European shares rose and bond yields fell on Tuesday while the yen hit its lowest since 2007 on hopes that a snap election and delayed tax increase in Japan might lead to more economic stimulus measures there.
Investors were also cheered by a better-than-expected reading of German investor and analyst sentiment, which pointed to a more positive outlook for Europe’s No. 1 economy.
Japanese Prime Minister Shinzo Abe’s call for parliament to be dissolved on Friday was widely expected and is seen potentially bringing more measures to stimulate growth after the Japanese economy unexpectedly slipped into recession. Abe also said an unpopular sales tax rise would be delayed.
The yen fell to a seven-year low against the dollar after Abe’s comments, extending recent losses in the wake of fresh stimulus measures announced by Japan’s central bank at the end of October. It slid to a six-year trough against the euro.
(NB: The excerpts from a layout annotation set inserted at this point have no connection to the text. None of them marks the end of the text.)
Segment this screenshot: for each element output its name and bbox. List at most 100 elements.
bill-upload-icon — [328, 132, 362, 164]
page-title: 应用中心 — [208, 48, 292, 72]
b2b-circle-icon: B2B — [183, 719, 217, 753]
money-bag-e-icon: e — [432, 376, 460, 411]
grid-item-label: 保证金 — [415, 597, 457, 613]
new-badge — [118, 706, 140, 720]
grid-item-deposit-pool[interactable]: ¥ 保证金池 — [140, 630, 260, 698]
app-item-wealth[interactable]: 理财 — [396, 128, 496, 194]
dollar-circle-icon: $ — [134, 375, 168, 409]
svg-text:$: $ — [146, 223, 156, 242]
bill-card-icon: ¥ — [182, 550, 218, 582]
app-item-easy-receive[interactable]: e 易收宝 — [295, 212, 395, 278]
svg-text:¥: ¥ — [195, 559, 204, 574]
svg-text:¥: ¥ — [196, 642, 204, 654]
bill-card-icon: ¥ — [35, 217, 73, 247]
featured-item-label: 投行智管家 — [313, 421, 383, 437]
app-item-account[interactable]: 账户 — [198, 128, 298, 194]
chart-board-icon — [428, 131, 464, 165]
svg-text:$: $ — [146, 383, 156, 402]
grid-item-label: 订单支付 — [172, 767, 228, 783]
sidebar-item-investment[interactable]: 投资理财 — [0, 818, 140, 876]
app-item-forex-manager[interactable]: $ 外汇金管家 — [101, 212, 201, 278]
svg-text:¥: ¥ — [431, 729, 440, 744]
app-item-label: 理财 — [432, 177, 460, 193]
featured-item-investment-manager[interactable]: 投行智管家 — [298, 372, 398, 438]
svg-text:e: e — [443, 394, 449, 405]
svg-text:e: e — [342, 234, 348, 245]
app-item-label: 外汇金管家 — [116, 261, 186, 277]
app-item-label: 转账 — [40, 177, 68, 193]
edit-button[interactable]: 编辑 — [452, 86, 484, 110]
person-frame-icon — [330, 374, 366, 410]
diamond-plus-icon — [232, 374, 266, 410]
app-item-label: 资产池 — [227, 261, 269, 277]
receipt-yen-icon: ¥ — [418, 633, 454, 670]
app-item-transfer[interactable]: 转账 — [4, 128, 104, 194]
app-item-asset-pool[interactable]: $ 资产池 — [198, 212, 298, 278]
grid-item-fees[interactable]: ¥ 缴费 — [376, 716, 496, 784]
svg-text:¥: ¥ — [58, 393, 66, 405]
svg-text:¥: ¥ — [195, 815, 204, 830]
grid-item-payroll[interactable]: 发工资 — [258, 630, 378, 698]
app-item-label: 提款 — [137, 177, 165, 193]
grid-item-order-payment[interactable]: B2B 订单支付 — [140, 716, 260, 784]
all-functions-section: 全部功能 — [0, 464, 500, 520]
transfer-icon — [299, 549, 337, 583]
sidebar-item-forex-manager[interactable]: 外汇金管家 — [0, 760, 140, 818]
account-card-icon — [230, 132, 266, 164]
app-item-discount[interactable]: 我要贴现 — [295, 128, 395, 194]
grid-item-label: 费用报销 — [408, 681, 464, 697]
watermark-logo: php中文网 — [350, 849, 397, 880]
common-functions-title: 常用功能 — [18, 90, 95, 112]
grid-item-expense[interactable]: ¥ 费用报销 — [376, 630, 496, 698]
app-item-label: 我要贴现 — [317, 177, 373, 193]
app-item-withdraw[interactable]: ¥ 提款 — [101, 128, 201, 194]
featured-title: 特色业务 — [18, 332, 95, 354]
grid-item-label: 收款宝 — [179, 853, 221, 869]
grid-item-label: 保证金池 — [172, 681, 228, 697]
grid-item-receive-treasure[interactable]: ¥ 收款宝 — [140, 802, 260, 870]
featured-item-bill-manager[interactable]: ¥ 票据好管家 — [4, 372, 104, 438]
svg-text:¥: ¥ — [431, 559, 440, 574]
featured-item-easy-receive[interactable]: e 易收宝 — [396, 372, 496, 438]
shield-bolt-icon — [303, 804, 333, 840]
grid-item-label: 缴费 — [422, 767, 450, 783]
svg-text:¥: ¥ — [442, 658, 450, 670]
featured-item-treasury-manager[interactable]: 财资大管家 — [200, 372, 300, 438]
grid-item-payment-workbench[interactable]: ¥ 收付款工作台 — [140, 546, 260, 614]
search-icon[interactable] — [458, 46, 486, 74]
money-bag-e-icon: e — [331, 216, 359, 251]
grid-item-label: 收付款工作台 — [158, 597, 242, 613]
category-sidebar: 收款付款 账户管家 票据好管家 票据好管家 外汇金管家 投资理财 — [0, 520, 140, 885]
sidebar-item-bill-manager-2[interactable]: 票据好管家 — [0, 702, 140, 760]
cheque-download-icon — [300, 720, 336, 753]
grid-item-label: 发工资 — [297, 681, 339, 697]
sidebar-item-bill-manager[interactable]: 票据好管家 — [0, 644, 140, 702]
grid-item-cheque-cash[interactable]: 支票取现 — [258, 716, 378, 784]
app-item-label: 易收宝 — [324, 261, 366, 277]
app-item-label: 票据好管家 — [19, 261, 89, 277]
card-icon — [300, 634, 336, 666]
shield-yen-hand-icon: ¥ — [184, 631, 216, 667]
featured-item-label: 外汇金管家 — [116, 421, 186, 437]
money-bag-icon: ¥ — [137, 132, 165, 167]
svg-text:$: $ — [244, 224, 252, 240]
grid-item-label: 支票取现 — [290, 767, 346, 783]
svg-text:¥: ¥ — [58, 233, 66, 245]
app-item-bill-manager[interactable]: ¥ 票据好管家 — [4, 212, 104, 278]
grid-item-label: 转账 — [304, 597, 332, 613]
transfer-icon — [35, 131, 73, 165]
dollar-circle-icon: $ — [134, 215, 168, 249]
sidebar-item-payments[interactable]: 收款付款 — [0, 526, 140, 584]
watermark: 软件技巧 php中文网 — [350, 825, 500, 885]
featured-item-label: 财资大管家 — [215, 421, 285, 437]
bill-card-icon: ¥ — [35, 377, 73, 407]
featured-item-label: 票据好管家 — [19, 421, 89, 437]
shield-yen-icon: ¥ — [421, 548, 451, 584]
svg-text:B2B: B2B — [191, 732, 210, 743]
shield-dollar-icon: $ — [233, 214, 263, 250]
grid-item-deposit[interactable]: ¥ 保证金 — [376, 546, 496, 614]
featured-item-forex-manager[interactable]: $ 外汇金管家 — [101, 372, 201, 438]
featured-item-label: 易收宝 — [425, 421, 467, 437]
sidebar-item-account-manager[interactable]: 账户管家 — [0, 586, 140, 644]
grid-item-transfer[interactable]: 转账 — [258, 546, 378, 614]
“This is positive for growth and supports the ‘overweight’ position in Japanese equities we added to on weakness yesterday,” said Trevor Greetham, Director of Asset Allocation at Fidelity Worldwide Investment.
The pan-European FTSEurofirst 300 .FTEU3 extended early gains and was up 0.6 percent at 1,360.08 points at 1224 GMT. Japan’s Nikkei index had risen 2.2 percent after press reports said Abe would call snap elections and delay the tax increase.
U.S. equity futures SPc1 pointed to a flat opening on Wall St.